The New York Times reported in May that black people are arrested for minor marijuana crimes at eight times the rate of white people, and Hispanic people at five times the rate, despite comparable usage. The ACLU has similarly advocated for legalization on the basis that enforcement practices devastate communities of color: Arrests for harmless marijuana use push black and Latino citizens into the criminal justice system, negatively impacting their opportunities for work and social benefits. White people partaking in similarly casual marijuana use continue their lives unaffected.
While recreational marijuana use is still illegal in New York, enforcement is easing and there are indications of a potential sea change. In May, New York City Mayor Bill de Blasio instructed police to stop making arrests for public marijuana consumption and instead to issue summons. The Manhattan District Attorney has declined to continue prosecuting possession and smoking charges, and popular gubernatorial candidate Cynthia Nixon has made legalization a central tenet of her platform.
New York state Sen. Liz Krueger has proposed legislation to treat marijuana like alcohol, legal for those 21 and older. Her bill also aims to use legalization to rectify injustices caused by criminalization, with proceeds from the tax revenue of legal marijuana sales –– which many estimate will amount to over $400 million annually ––- directed to “re-entry programs, substance abuse programs and job training programs in low-income, high-unemployment communities.”
Colorado began selling marijuana for recreational consumption in 2014. According to Syracuse University, the state generated $247 million in marijuana sale-related taxes and fees in the last fiscal year, a substantial portion of which was funneled to public education, substance abuse programs and mental health services. An infographic from the school’s online MBA program projects what type of similar revenue New York could rake in after legalization.

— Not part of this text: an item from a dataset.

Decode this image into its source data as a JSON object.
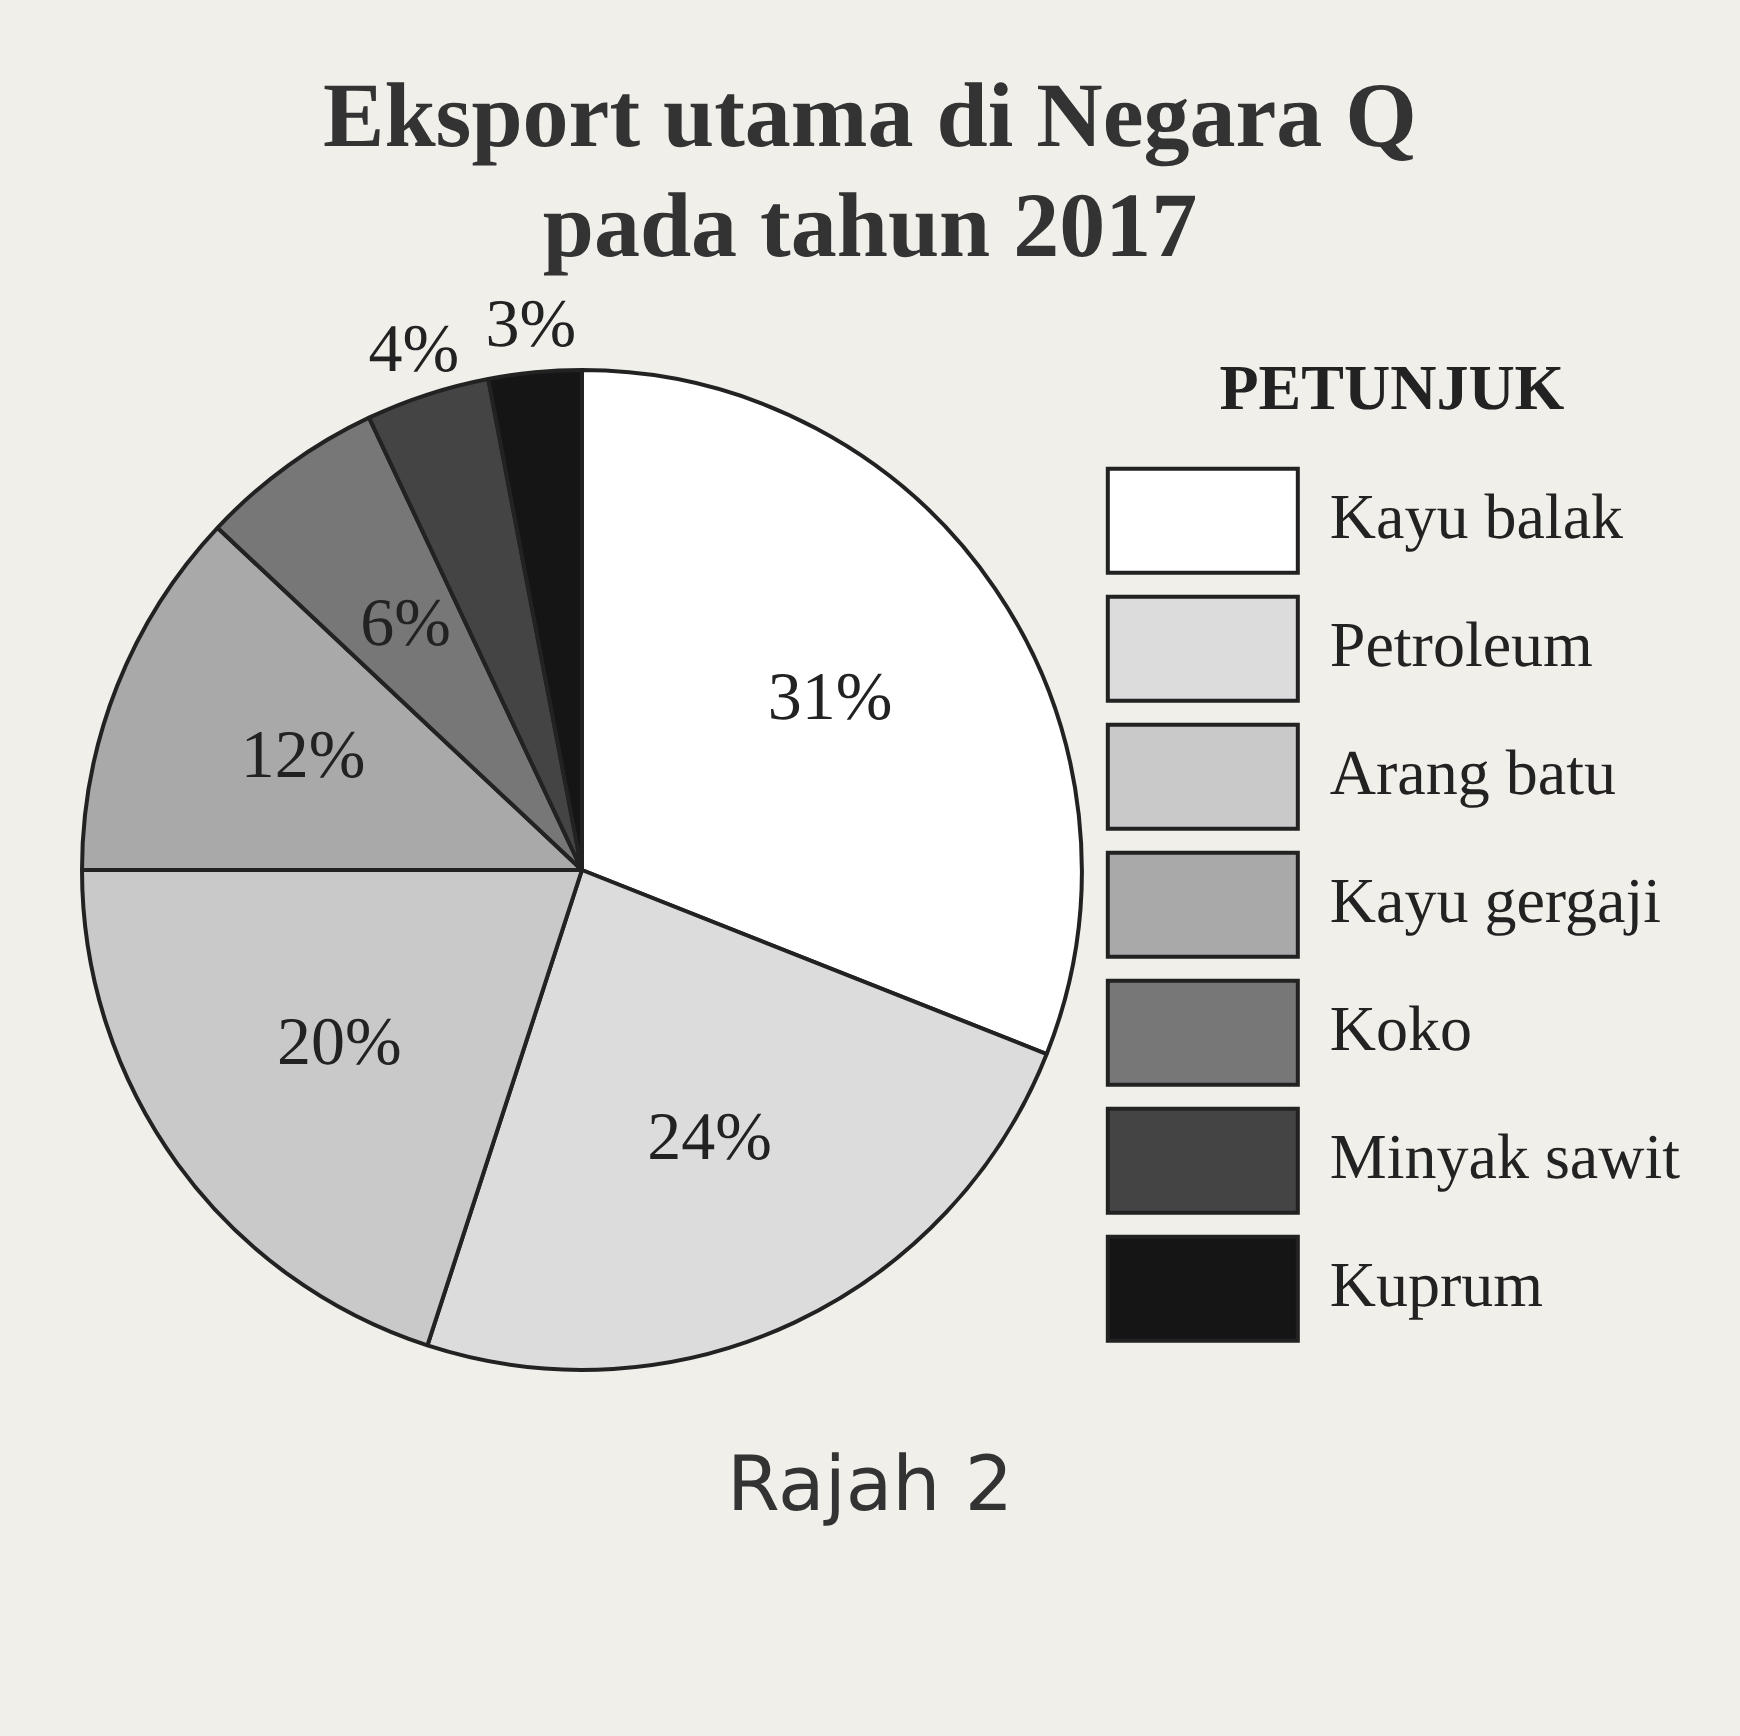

Projected gross sales for recreational marijuana use come in at a sizable $3.3 billion.
Yet investors remain shy when it comes to committing to the marijuana industry in New York. The disinclination stems from a variety of sources: remaining prohibitions at the federal level, continued social stigma, and the very narrow confines of legal medical marijuana production in New York that make financial gain untenable. Currently, the state requires vertical integration, meaning each company must grow, manufacture, lab test and dispense the product, which is difficult and costly for smaller investors. Only 5 licenses have been issued for medical marijuana sales, each allowing for five dispensaries, with the grand total coming to only 25 sale locations. Ingestible and concentrated products remain the only legal options, which smoking outlawed even for medical use. Conditions to qualify for a medical marijuana card in New York are similarly restrictive, making the product available only to patients with a small range of permitted diagnoses.

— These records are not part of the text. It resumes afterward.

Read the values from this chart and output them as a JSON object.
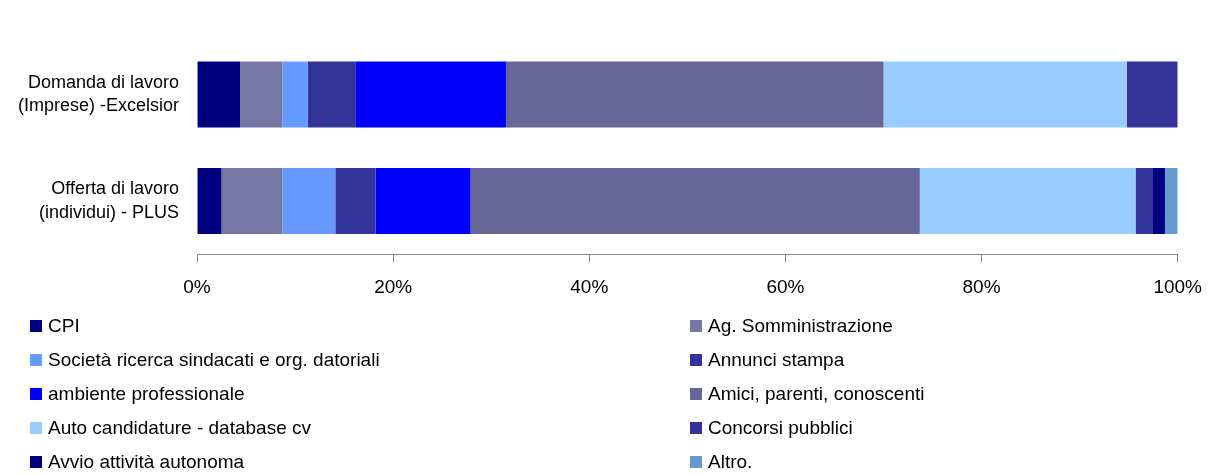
{
  "chart_data": {
    "type": "bar",
    "orientation": "horizontal",
    "stacked": true,
    "categories": [
      "Domanda di lavoro\n(Imprese) -Excelsior",
      "Offerta di lavoro\n(individui) - PLUS"
    ],
    "series": [
      {
        "name": "CPI",
        "color": "#000080",
        "values": [
          4.4,
          2.5
        ]
      },
      {
        "name": "Ag. Somministrazione",
        "color": "#7777a6",
        "values": [
          4.3,
          6.2
        ]
      },
      {
        "name": "Società ricerca sindacati e org. datoriali",
        "color": "#6699ff",
        "values": [
          2.6,
          5.4
        ]
      },
      {
        "name": "Annunci stampa",
        "color": "#333399",
        "values": [
          4.9,
          4.1
        ]
      },
      {
        "name": "ambiente professionale",
        "color": "#0000ff",
        "values": [
          15.3,
          9.7
        ]
      },
      {
        "name": "Amici, parenti, conoscenti",
        "color": "#666699",
        "values": [
          38.5,
          45.8
        ]
      },
      {
        "name": "Auto candidature - database cv",
        "color": "#99ccff",
        "values": [
          24.8,
          22.0
        ]
      },
      {
        "name": "Concorsi pubblici",
        "color": "#333399",
        "values": [
          5.2,
          1.7
        ]
      },
      {
        "name": "Avvio attività autonoma",
        "color": "#000080",
        "values": [
          0,
          1.3
        ]
      },
      {
        "name": "Altro.",
        "color": "#6699cc",
        "values": [
          0,
          1.3
        ]
      }
    ],
    "xlim": [
      0,
      100
    ],
    "xticks": [
      {
        "value": 0,
        "label": "0%"
      },
      {
        "value": 20,
        "label": "20%"
      },
      {
        "value": 40,
        "label": "40%"
      },
      {
        "value": 60,
        "label": "60%"
      },
      {
        "value": 80,
        "label": "80%"
      },
      {
        "value": 100,
        "label": "100%"
      }
    ],
    "grid": false,
    "legend": "bottom"
  }
}
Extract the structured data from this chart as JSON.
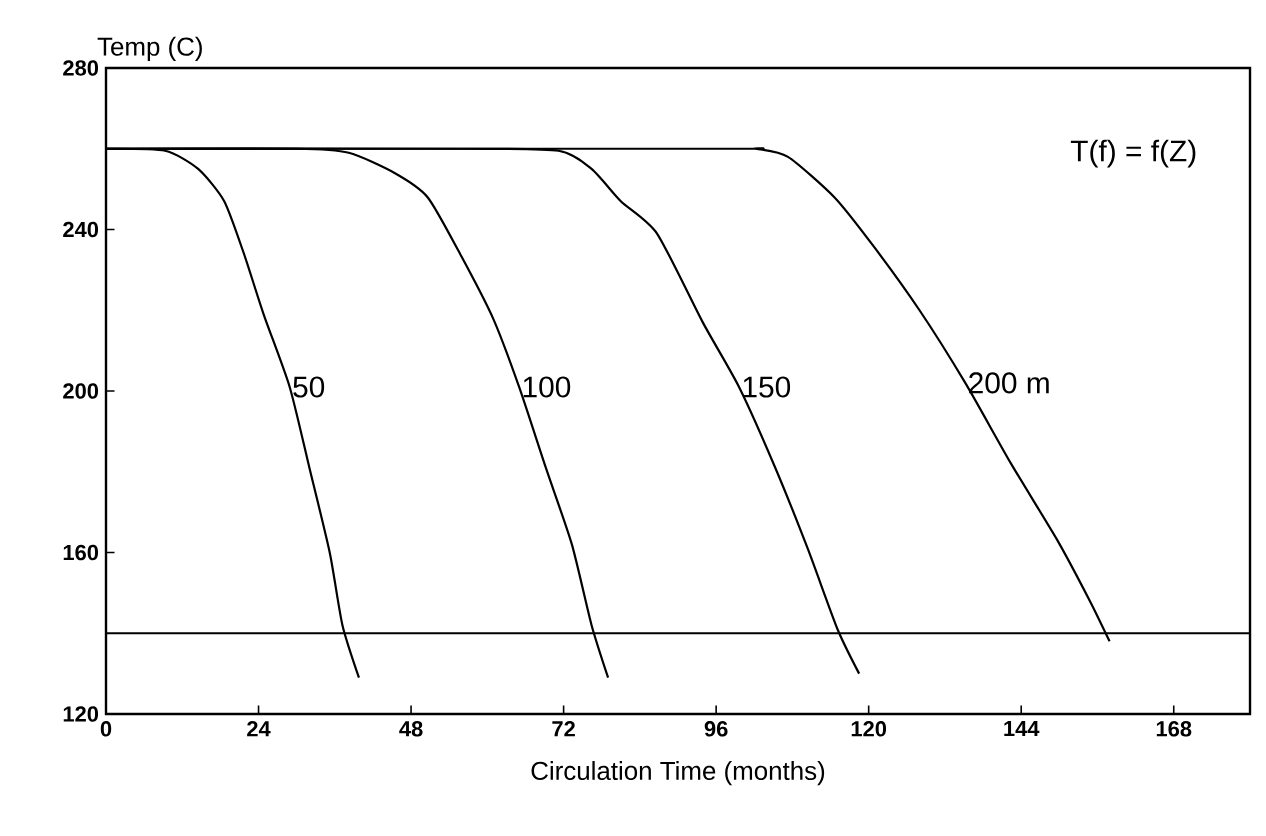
{
  "chart_data": {
    "type": "line",
    "xlabel": "Circulation Time (months)",
    "ylabel": "Temp (C)",
    "xlim": [
      0,
      180
    ],
    "ylim": [
      120,
      280
    ],
    "xticks": [
      0,
      24,
      48,
      72,
      96,
      120,
      144,
      168
    ],
    "yticks": [
      120,
      160,
      200,
      240,
      280
    ],
    "annotations": [
      "T(f) = f(Z)"
    ],
    "ref_lines": [
      {
        "axis": "y",
        "value": 140,
        "color": "#000000"
      }
    ],
    "series": [
      {
        "name": "50",
        "color": "#000000",
        "x": [
          0,
          9.3,
          14.5,
          18.6,
          21.7,
          24.8,
          28.9,
          32.0,
          35.2,
          37.2,
          39.8
        ],
        "values": [
          260,
          259.5,
          255,
          247,
          234,
          219,
          201,
          181,
          160,
          142,
          129
        ]
      },
      {
        "name": "100",
        "color": "#000000",
        "x": [
          0,
          30,
          38.2,
          45.4,
          50.6,
          55.7,
          60.9,
          65.0,
          69.2,
          73.3,
          76.4,
          79.0
        ],
        "values": [
          260,
          260,
          259,
          254,
          248,
          234,
          218,
          201,
          181,
          162,
          142,
          129
        ]
      },
      {
        "name": "150",
        "color": "#000000",
        "x": [
          0,
          56,
          71.2,
          76.4,
          81,
          86.7,
          93.9,
          99.6,
          105.3,
          110.4,
          115.1,
          118.5
        ],
        "values": [
          260,
          260,
          259.5,
          255,
          247,
          239,
          217,
          201,
          181,
          161,
          141,
          130
        ]
      },
      {
        "name": "200 m",
        "color": "#000000",
        "x": [
          0,
          97,
          102.2,
          107.3,
          114.6,
          120.7,
          128,
          135.2,
          142.4,
          149.7,
          154.8,
          157.9
        ],
        "values": [
          260,
          260,
          260,
          258,
          248,
          236,
          220,
          202,
          182,
          163,
          148,
          138
        ]
      }
    ]
  }
}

The combination of costly manufacturing requirements and an extremely limited consumer pool push interested investors to operations in states with more flexible marijuana laws. But hopefully, the shifting political climate can lead to a lessening of restrictions that could draw new monetary interest, and help the state bring in funds that could ultimately go toward social programs with the potential for significant impact.

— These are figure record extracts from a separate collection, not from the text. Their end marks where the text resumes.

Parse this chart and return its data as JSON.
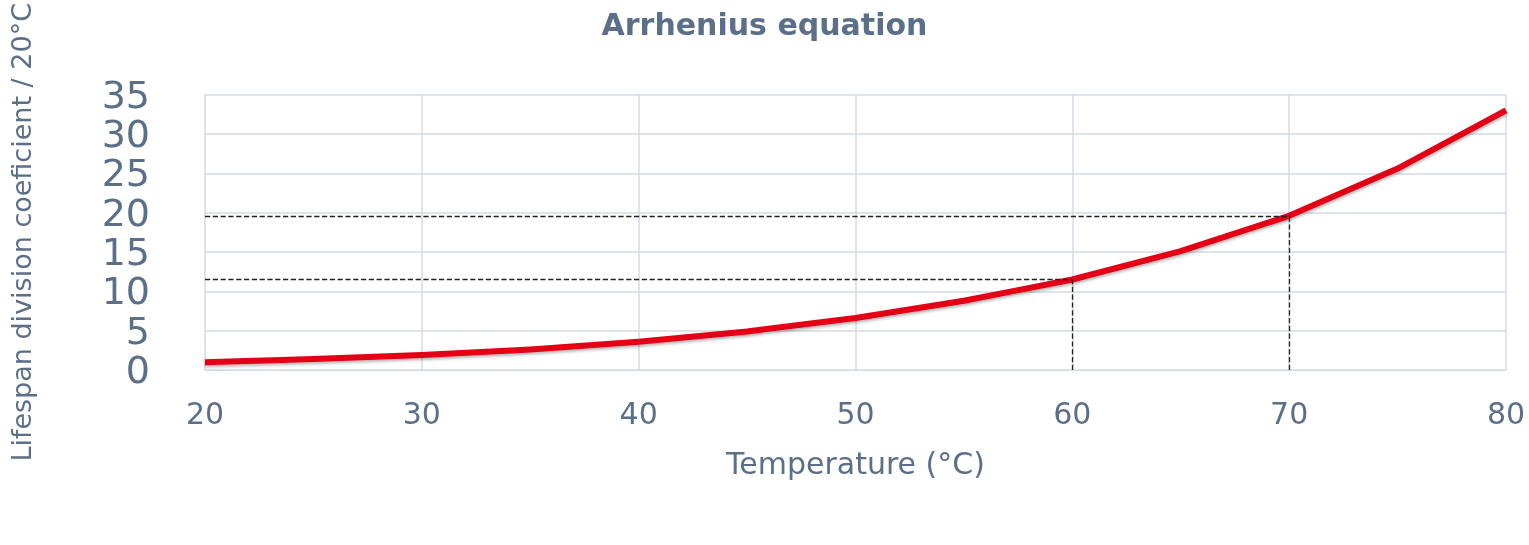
{
  "chart_data": {
    "type": "line",
    "title": "Arrhenius equation",
    "xlabel": "Temperature (°C)",
    "ylabel": "Lifespan division coeficient / 20°C",
    "x": [
      20,
      25,
      30,
      35,
      40,
      45,
      50,
      55,
      60,
      65,
      70,
      75,
      80
    ],
    "series": [
      {
        "color": "#e30613",
        "values": [
          1,
          1.4,
          1.9,
          2.6,
          3.6,
          4.9,
          6.6,
          8.8,
          11.5,
          15.1,
          19.6,
          25.6,
          33
        ]
      }
    ],
    "xlim": [
      20,
      80
    ],
    "xticks": [
      20,
      30,
      40,
      50,
      60,
      70,
      80
    ],
    "ylim": [
      0,
      35
    ],
    "yticks": [
      0,
      5,
      10,
      15,
      20,
      25,
      30,
      35
    ],
    "grid": true,
    "marker": "none",
    "line_style": "solid",
    "ref_lines": [
      {
        "axis": "y",
        "value": 11.5,
        "color": "#222222",
        "line_style": "dashed"
      },
      {
        "axis": "y",
        "value": 19.6,
        "color": "#222222",
        "line_style": "dashed"
      },
      {
        "axis": "x",
        "value": 60,
        "color": "#222222",
        "line_style": "dashed"
      },
      {
        "axis": "x",
        "value": 70,
        "color": "#222222",
        "line_style": "dashed"
      }
    ]
  }
}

When it comes to remaining stigmas, investors need only look to evidence of a changing culture. According to a recent Pew Study , 61% of Americans support legalization, up from about 30% in 2000. Ultimately, the legalization movement is not about advancing or promoting marijuana use. It is rather the only way to stop the continued oppression of black and Latino Americans whose prospects are destroyed by minor marijuana infractions, and to generate state income necessary to rectify the havoc marijuana prohibition has wreaked on their communities.